Energy at the Movies is an hour-long educational special that illustrates how Hollywood has captured the history of energy through popular films. Movies frequently serve as a snapshot of society, capturing sentiments of each time period. Many films have themes that memorialize collective optimism, fears, and observations about energy. An entertaining and engaging approach to STEM education, Energy at the Movies promises to expand audience understanding of the key issues surrounding energy and the environment.
“I want to change the way you think about movies”, says Dr. Michael E. Webber, associate professor of Mechanical Engineering at The University of Texas at Austin – and the show’s host. “Movies are historical documents. So by watching movies we can actually learn the history of energy.”
Energy at the Movies began national syndication on PBS stations via the National Educational Telecommunication Association (NETA) on March 29, 2013.
Dr. Webber originally presented Energy at the Movies to a group in California in 2005. This original presentation, which was inspired by two courses he had taken on history in the movies, evolved into an undergraduate course first taught at The University of Texas at Austin in Spring 2010 and again in Spring 2011. The Energy at the Movies Special was taped before a live audience on March 9, 2011 at KLRU-TV, Austin PBS. The broadcast premiere of Energy at the Movies aired on Saturday June 2, 2012 on KLRU.
For more information on Dr. Webber and the Webber Energy Group please visit www.webberenergygroup.com.
Dr. Michael E. Webber
Michael Webber is the Executive Producer and Host of Energy at the Movies. Additionally, he is the Josey Centennial Fellow in Energy Resources, Co-Director of the Clean Energy Incubator at the Austin Technology Incubator, and Deputy Director of the Energy Institute at UT Austin, where he trains a new generation of energy leaders through research and education at the intersection of engineering, policy, and commercialization. He has authored more than 150 scientific articles, columns, books and book chapters.
Juan Garcia is the Producer of Energy at the Movies and specializes in STEM programming for broadcast and broadband. Along with his work, he currently serves on the Advisory Boards for KLRU PBS and SXSW Interactive. A passionate futurist and storyteller, he has previously spoken about new media trends for Apple, CNN, and SXSW.
Griffin Gardner is the editor for Energy at the Movies. Griffin has spent over a decade producing international multi-media projects for Disney, Universal, NBC and Sony as well as promotional videos for corporations and non-profit organizations. Her passion for arts in education led her to pursue a Professional Designation in Arts Education from the Los Angeles Music Center launching her career into academia. Her skills as a multi-media producer, project manager, writer, editor and arts educator are utilized to disseminate ground-breaking research into dynamic video projects that reach far beyond the scientific and academic communities. Griffin holds a BFA from New York University as well as certifications in Energy Technology and Policy and Water Technology and Policy.
Marianne Shivers Gonzalez
Marianne Shivers Gonzalez is a writer and researcher for Energy at the Movies. She also manages special projects and focuses on the energy-water nexus, natural gas, energy economics, and energy in pop culture as part of the Webber Energy Group. Previously, Marianne worked for four years as a business and government relations consultant serving clients in the energy, electricity, environmental, water, and engineering fields and has also worked with the Clean Energy Incubator, Venti Energy, and the Lady Bird Johnson Wildflower Center. Marianne has an M.A. in Energy and Mineral Resources from the University of Texas at Austin and a B.A. in Biological Structure and Design from Duke University.

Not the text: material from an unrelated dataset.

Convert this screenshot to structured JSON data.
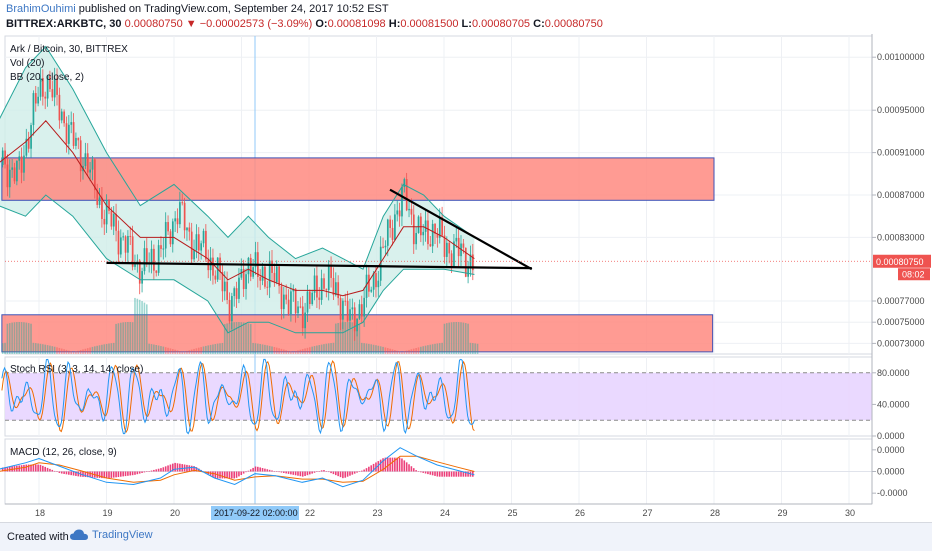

Sheril Kirshenbaum was the writer and researcher for Energy at the Movies, and now serves as the Director of The Energy Poll at The University of Texas at Austin where she works to enhance public understanding of energy issues and improve communication between scientists, policymakers, and the public. She is the author of two books and her writing regularly appears in magazines, newspapers, and scientific publications. Previously, Sheril worked with the Webber Energy Group, Duke University’s Nicholas School of the Environment, and served as a Senate staffer on energy issues.
Lawrence Littleton was the creator of the original animations and graphics for Energy at the Movies. He is an award winning feature film and video digital compositor, 2d animator, graphics artist and videographer with more than 20 years of experience in the entertainment industry. His animation and visual effects work on such Hollywood blockbusters including Tree of Life, Star Trek, Independence Day and Angels in America has contributed to numerous Visual Effects Academy Awards won by many of his film projects as well as Emmy nominations and multiple awards for his commercial work.